As we just noted, batch optimization requires a Cluster Manager. The Cluster Manager takes responsibility for storing the optimization model to be solved, submitting a job to the Compute Server cluster, and retrieving and storing the results of that job when it finishes (including the optimization status, the optimization log, the solution, any errors encountered, etc.).

Additional information on batch optimization can be found in a later section.

Distributed Algorithms#

Gurobi Optimizer implements a number of distributed algorithms that allow you to use multiple machines to solve a problem faster. Available distributed algorithms are:

  • A distributed MIP solver, which allows you to divide the work of solving a single MIP model among multiple machines. A manager machine passes problem data to a set of worker machines to coordinate the overall solution process.

  • A distributed concurrent solver, which allows you to use multiple machines to solve an LP or MIP model. Unlike the distributed MIP solver, the concurrent solver doesn’t divide the work among machines. Instead, each machine uses a different strategy to solve the same problem, with the hope that one strategy will be particularly effective and will finish much earlier than the others. For some problems, this concurrent approach can be more effective than attempting to divide up the work.
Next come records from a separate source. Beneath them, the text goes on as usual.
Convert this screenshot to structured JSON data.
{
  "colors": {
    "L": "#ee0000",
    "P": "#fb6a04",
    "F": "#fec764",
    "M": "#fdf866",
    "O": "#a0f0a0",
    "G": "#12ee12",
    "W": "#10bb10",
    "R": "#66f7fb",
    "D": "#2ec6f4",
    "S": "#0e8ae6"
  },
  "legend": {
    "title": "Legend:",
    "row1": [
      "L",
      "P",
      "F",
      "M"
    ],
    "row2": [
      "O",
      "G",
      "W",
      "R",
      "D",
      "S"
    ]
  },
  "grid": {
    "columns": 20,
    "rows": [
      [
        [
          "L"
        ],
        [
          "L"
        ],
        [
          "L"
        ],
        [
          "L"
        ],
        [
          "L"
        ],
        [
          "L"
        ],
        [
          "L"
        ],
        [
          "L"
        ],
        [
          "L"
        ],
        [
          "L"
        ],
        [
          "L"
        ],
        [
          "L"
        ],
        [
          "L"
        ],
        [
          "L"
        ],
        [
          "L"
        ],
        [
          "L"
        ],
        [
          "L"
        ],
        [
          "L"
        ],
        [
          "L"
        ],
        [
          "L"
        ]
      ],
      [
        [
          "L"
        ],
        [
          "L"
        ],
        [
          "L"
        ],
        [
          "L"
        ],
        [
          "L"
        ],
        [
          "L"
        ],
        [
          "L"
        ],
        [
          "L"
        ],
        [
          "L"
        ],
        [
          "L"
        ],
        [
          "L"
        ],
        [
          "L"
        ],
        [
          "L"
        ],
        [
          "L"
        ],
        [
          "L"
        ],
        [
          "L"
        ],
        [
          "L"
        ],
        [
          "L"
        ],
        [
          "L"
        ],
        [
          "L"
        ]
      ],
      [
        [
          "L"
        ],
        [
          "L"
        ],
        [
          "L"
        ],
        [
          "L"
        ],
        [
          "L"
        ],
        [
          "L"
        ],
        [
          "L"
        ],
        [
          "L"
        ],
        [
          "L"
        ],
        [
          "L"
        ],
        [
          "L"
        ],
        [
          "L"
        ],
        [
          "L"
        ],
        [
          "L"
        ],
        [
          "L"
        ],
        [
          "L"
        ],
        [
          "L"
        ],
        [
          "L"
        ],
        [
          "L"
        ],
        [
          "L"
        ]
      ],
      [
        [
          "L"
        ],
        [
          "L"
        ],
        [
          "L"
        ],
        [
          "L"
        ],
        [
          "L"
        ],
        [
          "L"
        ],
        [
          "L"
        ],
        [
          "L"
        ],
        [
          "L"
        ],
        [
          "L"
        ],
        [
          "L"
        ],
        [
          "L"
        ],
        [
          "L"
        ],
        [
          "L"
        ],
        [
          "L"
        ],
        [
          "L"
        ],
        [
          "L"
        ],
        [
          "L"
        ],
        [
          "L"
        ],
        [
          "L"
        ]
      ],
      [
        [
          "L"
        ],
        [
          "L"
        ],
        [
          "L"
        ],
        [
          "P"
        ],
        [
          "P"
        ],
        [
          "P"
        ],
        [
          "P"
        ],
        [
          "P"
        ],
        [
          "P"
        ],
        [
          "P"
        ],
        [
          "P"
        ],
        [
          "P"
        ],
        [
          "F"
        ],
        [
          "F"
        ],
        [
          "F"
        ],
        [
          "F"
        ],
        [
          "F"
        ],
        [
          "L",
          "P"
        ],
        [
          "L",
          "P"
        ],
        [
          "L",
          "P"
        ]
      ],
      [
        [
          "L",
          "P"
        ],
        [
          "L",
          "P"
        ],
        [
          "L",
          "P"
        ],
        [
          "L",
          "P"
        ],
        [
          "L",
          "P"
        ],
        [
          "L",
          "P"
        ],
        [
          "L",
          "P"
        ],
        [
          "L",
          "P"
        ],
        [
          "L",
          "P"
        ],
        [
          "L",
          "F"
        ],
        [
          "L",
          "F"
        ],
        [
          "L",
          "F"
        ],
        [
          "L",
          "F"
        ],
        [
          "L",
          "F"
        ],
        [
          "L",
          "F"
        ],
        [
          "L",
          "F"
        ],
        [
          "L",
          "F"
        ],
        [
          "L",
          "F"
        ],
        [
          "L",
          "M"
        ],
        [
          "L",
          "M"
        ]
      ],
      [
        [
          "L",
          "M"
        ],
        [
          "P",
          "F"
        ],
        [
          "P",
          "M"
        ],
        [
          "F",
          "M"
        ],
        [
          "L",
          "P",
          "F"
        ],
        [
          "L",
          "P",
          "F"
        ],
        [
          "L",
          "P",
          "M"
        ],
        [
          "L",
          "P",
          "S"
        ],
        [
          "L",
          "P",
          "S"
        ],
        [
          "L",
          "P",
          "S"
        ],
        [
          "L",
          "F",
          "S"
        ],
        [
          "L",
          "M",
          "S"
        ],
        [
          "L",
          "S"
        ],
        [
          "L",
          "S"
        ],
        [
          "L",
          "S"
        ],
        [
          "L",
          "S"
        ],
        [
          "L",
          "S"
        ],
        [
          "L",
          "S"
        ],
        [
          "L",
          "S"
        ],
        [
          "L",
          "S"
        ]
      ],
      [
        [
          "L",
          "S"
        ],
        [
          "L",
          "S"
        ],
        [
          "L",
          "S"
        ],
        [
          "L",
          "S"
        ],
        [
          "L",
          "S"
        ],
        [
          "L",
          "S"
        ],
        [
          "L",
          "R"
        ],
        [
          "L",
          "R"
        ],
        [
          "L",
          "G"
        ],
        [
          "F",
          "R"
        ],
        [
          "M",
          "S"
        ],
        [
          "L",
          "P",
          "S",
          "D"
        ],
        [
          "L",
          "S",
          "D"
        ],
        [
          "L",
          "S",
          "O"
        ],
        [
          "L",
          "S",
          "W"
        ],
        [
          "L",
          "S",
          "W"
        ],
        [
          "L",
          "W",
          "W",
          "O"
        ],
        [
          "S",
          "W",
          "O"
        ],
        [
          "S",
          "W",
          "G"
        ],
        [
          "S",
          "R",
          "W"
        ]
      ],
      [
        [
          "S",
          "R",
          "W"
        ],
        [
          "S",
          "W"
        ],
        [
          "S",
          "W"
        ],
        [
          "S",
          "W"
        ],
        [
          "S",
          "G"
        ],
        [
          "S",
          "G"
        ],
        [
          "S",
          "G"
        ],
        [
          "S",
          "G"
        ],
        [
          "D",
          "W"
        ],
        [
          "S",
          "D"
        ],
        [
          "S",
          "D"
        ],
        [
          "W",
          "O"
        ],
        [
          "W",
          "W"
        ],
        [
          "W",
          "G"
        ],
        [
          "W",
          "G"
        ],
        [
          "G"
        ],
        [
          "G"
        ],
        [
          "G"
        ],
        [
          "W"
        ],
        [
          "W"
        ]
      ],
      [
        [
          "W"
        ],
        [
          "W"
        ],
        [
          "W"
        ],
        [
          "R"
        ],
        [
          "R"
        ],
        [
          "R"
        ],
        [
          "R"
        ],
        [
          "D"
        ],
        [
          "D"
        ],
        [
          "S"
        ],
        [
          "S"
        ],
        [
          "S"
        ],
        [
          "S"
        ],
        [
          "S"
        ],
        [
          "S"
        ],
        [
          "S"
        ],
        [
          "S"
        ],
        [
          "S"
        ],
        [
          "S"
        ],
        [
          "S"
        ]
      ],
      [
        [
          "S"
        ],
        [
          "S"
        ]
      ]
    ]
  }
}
  • Distributed parameter tuning, which automatically searches for parameter settings that improve performance on your optimization model (or set of models). Tuning solves your model(s) with a variety of parameter settings, measuring the performance obtained by each set, and then uses the results to identify the settings that produce the best overall performance. The distributed version of tuning performs these trials on multiple machines, which makes the overall tuning process run much faster.

These distributed algorithms are designed to be nearly transparent to the user. The user simply modifies a few parameters, and the work of distributing the computation among multiple machines is handled behind the scenes by the Gurobi library.

Additional information about distributed algorithms can be found in a later section.